We were with a child, 7 years old, at a trial session at 62 Prytytsky Street.
It's hard to call this training even just physical education.
The lesson began with a symbolic warm-up, after which the children (and beginners too) immediately began to perform the handstand element upside down near the wall.
The coach didn't support me, but just sat across from me. Then they began to take turns running the wheel on their hands. Whoever does it for the first time or does not know how, then he does it as he knows how. It's the same with the element - a somersault from a run across the bridge to the mat. If it didn't work out, they just jumped on the mat. It turned out to do a somersault - OK. But they didn't even show the new ones how to do it right, they didn't work out.
There were about 10 people in the group, and very few elements were completed. In the end, the children took turns jumping on trampolines, that's all the symbolic gymnastics, which has nothing to do with a real professional and responsible approach to this sport.
We did not find any advantages. But you can write a whole poem about the cons. If you have a small child and you plan to take him there, think about it three times and abandon this idea.
Today, a child (2.2 years old) was taken to a trial session, and the question of the qualifications of "trainers" remained as open as possible for me personally.
A child comes to an already established team, the child is small, and no one has ever approached the child, met him, or tried to attract him in any way.
Proper zoning is completely not their forte.

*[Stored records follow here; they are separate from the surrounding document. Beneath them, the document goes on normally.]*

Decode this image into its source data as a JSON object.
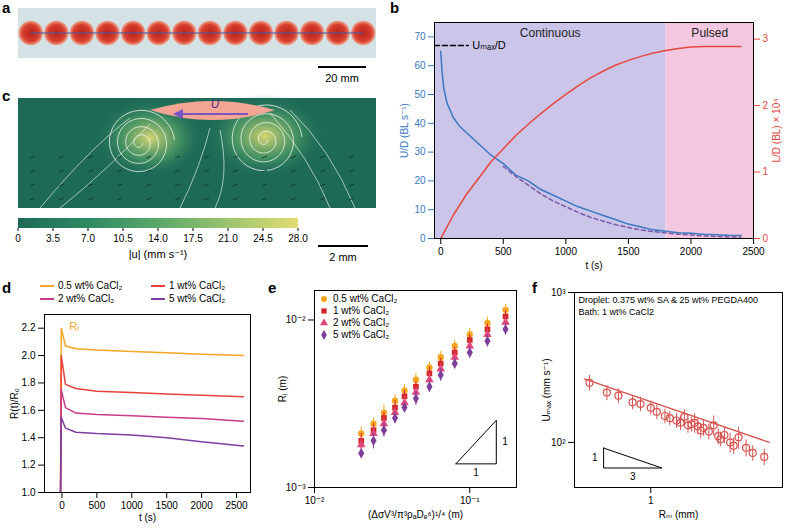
{
  "chart_data": [
    {
      "panel": "a",
      "type": "image",
      "droplets": 14,
      "scale_bar": "20 mm"
    },
    {
      "panel": "b",
      "type": "line",
      "xlabel": "t (s)",
      "ylabel": "U/D (BL s⁻¹)",
      "y2label": "L/D (BL) × 10⁴",
      "xlim": [
        -50,
        2500
      ],
      "xticks": [
        0,
        500,
        1000,
        1500,
        2000,
        2500
      ],
      "ylim": [
        0,
        75
      ],
      "yticks": [
        0,
        10,
        20,
        30,
        40,
        50,
        60,
        70
      ],
      "y2lim": [
        0,
        3.25
      ],
      "y2ticks": [
        0,
        1,
        2,
        3
      ],
      "phases": [
        {
          "label": "Continuous",
          "x1": -50,
          "x2": 1800,
          "color": "#cbc5ea"
        },
        {
          "label": "Pulsed",
          "x1": 1800,
          "x2": 2500,
          "color": "#f3c7df"
        }
      ],
      "annotation": {
        "text": "Uₘₐₓ/D",
        "y": 67,
        "x": [
          -50,
          220
        ]
      },
      "series": [
        {
          "color": "#3a78c2",
          "line_style": "solid",
          "x": [
            0,
            10,
            25,
            50,
            100,
            150,
            200,
            300,
            400,
            500,
            600,
            700,
            800,
            900,
            1000,
            1100,
            1200,
            1300,
            1400,
            1500,
            1600,
            1700,
            1800,
            1900,
            2000,
            2100,
            2200,
            2300,
            2400
          ],
          "values": [
            65,
            58,
            52,
            47,
            42,
            39,
            37,
            33,
            29,
            26,
            22,
            20,
            17,
            15,
            13,
            11,
            9.5,
            8,
            6.5,
            5,
            4,
            3,
            2.5,
            2,
            1.8,
            1.5,
            1.3,
            1.1,
            1.0
          ]
        },
        {
          "color": "#7a5aa8",
          "line_style": "dashed",
          "x": [
            500,
            600,
            700,
            800,
            900,
            1000,
            1100,
            1200,
            1300,
            1400,
            1500,
            1600,
            1700,
            1800,
            1900,
            2000,
            2100,
            2200,
            2300,
            2400
          ],
          "values": [
            25,
            21.5,
            18.5,
            15.5,
            13,
            11,
            9,
            7.3,
            6,
            4.8,
            3.8,
            3,
            2.4,
            1.9,
            1.5,
            1.2,
            0.9,
            0.7,
            0.55,
            0.45
          ]
        },
        {
          "color": "#e8473f",
          "line_style": "solid",
          "axis": "y2",
          "x": [
            0,
            100,
            200,
            300,
            400,
            500,
            600,
            700,
            800,
            900,
            1000,
            1100,
            1200,
            1300,
            1400,
            1500,
            1600,
            1700,
            1800,
            1900,
            2000,
            2100,
            2200,
            2300,
            2400
          ],
          "values": [
            0,
            0.35,
            0.65,
            0.9,
            1.15,
            1.35,
            1.55,
            1.72,
            1.88,
            2.03,
            2.17,
            2.3,
            2.42,
            2.52,
            2.61,
            2.68,
            2.74,
            2.79,
            2.83,
            2.86,
            2.88,
            2.89,
            2.89,
            2.89,
            2.89
          ]
        }
      ]
    },
    {
      "panel": "c",
      "type": "image",
      "arrow_label": "U",
      "scale_bar": "2 mm",
      "colorbar": {
        "label": "|u| (mm s⁻¹)",
        "range": [
          0,
          28
        ],
        "colors": [
          "#1d6a57",
          "#2e8a63",
          "#5aa86a",
          "#9cc46e",
          "#e2dc74"
        ],
        "ticks": [
          0,
          3.5,
          {
            "value": 7,
            "label": "7.0"
          },
          10.5,
          {
            "value": 14,
            "label": "14.0"
          },
          17.5,
          {
            "value": 21,
            "label": "21.0"
          },
          24.5,
          {
            "value": 28,
            "label": "28.0"
          }
        ]
      }
    },
    {
      "panel": "d",
      "type": "line",
      "xlabel": "t (s)",
      "ylabel": "R(t)/R₀",
      "xlim": [
        -250,
        2700
      ],
      "xticks": [
        0,
        500,
        1000,
        1500,
        2000,
        2500
      ],
      "ylim": [
        1.0,
        2.3
      ],
      "yticks": [
        {
          "value": 1,
          "label": "1.0"
        },
        1.2,
        1.4,
        1.6,
        1.8,
        {
          "value": 2,
          "label": "2.0"
        },
        2.2
      ],
      "legend": "top",
      "annotation": {
        "text": "Rᵢ",
        "x": -10,
        "y": 2.2,
        "color": "#f5a623"
      },
      "x": [
        -20,
        -10,
        50,
        200,
        500,
        1000,
        1500,
        2000,
        2600
      ],
      "series": [
        {
          "name": "0.5 wt% CaCl₂",
          "color": "#f5a623",
          "values": [
            1.0,
            2.2,
            2.07,
            2.05,
            2.04,
            2.03,
            2.02,
            2.01,
            2.0
          ]
        },
        {
          "name": "1 wt% CaCl₂",
          "color": "#e8403a",
          "values": [
            1.0,
            2.0,
            1.79,
            1.76,
            1.74,
            1.73,
            1.72,
            1.71,
            1.7
          ]
        },
        {
          "name": "2 wt% CaCl₂",
          "color": "#c93b8a",
          "values": [
            1.0,
            1.75,
            1.62,
            1.58,
            1.57,
            1.56,
            1.55,
            1.54,
            1.52
          ]
        },
        {
          "name": "5 wt% CaCl₂",
          "color": "#7b3fa0",
          "values": [
            1.0,
            1.55,
            1.47,
            1.44,
            1.43,
            1.42,
            1.4,
            1.37,
            1.34
          ]
        }
      ]
    },
    {
      "panel": "e",
      "type": "scatter",
      "log": true,
      "xlabel": "(ΔσV³/π³ρₐDₑ⁶)¹/⁴ (m)",
      "ylabel": "Rᵢ (m)",
      "xlim": [
        0.01,
        0.2
      ],
      "xticks": [
        {
          "value": 0.01,
          "label": "10⁻²"
        },
        {
          "value": 0.1,
          "label": "10⁻¹"
        }
      ],
      "ylim": [
        0.001,
        0.015
      ],
      "yticks": [
        {
          "value": 0.001,
          "label": "10⁻³"
        },
        {
          "value": 0.01,
          "label": "10⁻²"
        }
      ],
      "legend": "top-left",
      "slope": {
        "run": 1,
        "rise": 1
      },
      "x": [
        0.02,
        0.024,
        0.028,
        0.033,
        0.038,
        0.045,
        0.055,
        0.065,
        0.08,
        0.1,
        0.13,
        0.17
      ],
      "series": [
        {
          "name": "0.5 wt% CaCl₂",
          "color": "#f5a623",
          "marker": "circle",
          "values": [
            0.0021,
            0.0024,
            0.0028,
            0.0033,
            0.0038,
            0.0044,
            0.0052,
            0.006,
            0.007,
            0.0082,
            0.0096,
            0.0115
          ],
          "errors": [
            0.0002,
            0.0002,
            0.0003,
            0.0003,
            0.0003,
            0.0004,
            0.0004,
            0.0005,
            0.0006,
            0.0007,
            0.0008,
            0.0009
          ]
        },
        {
          "name": "1 wt% CaCl₂",
          "color": "#d62728",
          "marker": "square",
          "values": [
            0.0019,
            0.0022,
            0.0026,
            0.003,
            0.0035,
            0.004,
            0.0048,
            0.0055,
            0.0064,
            0.0076,
            0.0088,
            0.0105
          ],
          "errors": [
            0.0002,
            0.0002,
            0.0002,
            0.0003,
            0.0003,
            0.0003,
            0.0004,
            0.0004,
            0.0005,
            0.0006,
            0.0007,
            0.0008
          ]
        },
        {
          "name": "2 wt% CaCl₂",
          "color": "#e0457b",
          "marker": "triangle",
          "values": [
            0.0018,
            0.0021,
            0.0024,
            0.0028,
            0.0032,
            0.0037,
            0.0044,
            0.0051,
            0.006,
            0.007,
            0.0082,
            0.0097
          ],
          "errors": [
            0.0002,
            0.0002,
            0.0002,
            0.0002,
            0.0003,
            0.0003,
            0.0004,
            0.0004,
            0.0005,
            0.0006,
            0.0007,
            0.0008
          ]
        },
        {
          "name": "5 wt% CaCl₂",
          "color": "#7b3f99",
          "marker": "diamond",
          "values": [
            0.0016,
            0.0019,
            0.0022,
            0.0026,
            0.003,
            0.0034,
            0.004,
            0.0047,
            0.0055,
            0.0064,
            0.0075,
            0.0088
          ],
          "errors": [
            0.0001,
            0.0002,
            0.0002,
            0.0002,
            0.0002,
            0.0003,
            0.0003,
            0.0004,
            0.0004,
            0.0005,
            0.0006,
            0.0007
          ]
        }
      ]
    },
    {
      "panel": "f",
      "type": "scatter",
      "log": true,
      "xlabel": "Rₘ (mm)",
      "ylabel": "Uₘₐₓ (mm s⁻¹)",
      "notes": [
        "Droplet: 0.375 wt% SA & 25 wt% PEGDA400",
        "Bath: 1 wt% CaCl2"
      ],
      "xlim": [
        0.3,
        8
      ],
      "xticks": [
        1
      ],
      "ylim": [
        50,
        1000
      ],
      "yticks": [
        {
          "value": 100,
          "label": "10²"
        },
        {
          "value": 1000,
          "label": "10³"
        }
      ],
      "slope": {
        "run": 3,
        "rise": 1
      },
      "fit": {
        "x": [
          0.35,
          6.5
        ],
        "y": [
          265,
          100
        ],
        "color": "#d9534f"
      },
      "series": [
        {
          "color": "#d9534f",
          "marker": "circle-open",
          "x": [
            0.38,
            0.5,
            0.6,
            0.75,
            0.85,
            1.0,
            1.1,
            1.25,
            1.35,
            1.5,
            1.6,
            1.7,
            1.8,
            1.9,
            2.0,
            2.1,
            2.2,
            2.3,
            2.5,
            2.7,
            2.9,
            3.0,
            3.2,
            3.5,
            3.7,
            4.0,
            4.5,
            5.0,
            6.0
          ],
          "values": [
            250,
            215,
            205,
            185,
            180,
            170,
            160,
            150,
            145,
            140,
            135,
            148,
            130,
            132,
            135,
            128,
            120,
            125,
            118,
            130,
            110,
            105,
            112,
            100,
            95,
            108,
            92,
            85,
            80
          ],
          "errors": [
            30,
            25,
            22,
            20,
            20,
            18,
            18,
            17,
            16,
            16,
            15,
            18,
            15,
            15,
            20,
            15,
            14,
            15,
            14,
            20,
            13,
            12,
            14,
            15,
            12,
            18,
            12,
            10,
            10
          ]
        }
      ]
    }
  ]
}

Children (small ones) are engaged at the same time with older children, in the same hall, literally a meter from each other. (A pedagogical question concerning the retention of attention of such young children is already relevant here.)
Bottom line: no one came up to us, the child just came to watch and run, and eventually they left with a global tantrum, because it was interesting for the child to watch adult children, whom you would not go to study with. What did the coach do?
Nothing.
Not a single coach did anything, but there were three of them there.
Fortunately, this attraction was free. Otherwise, they would have taken the complaint book.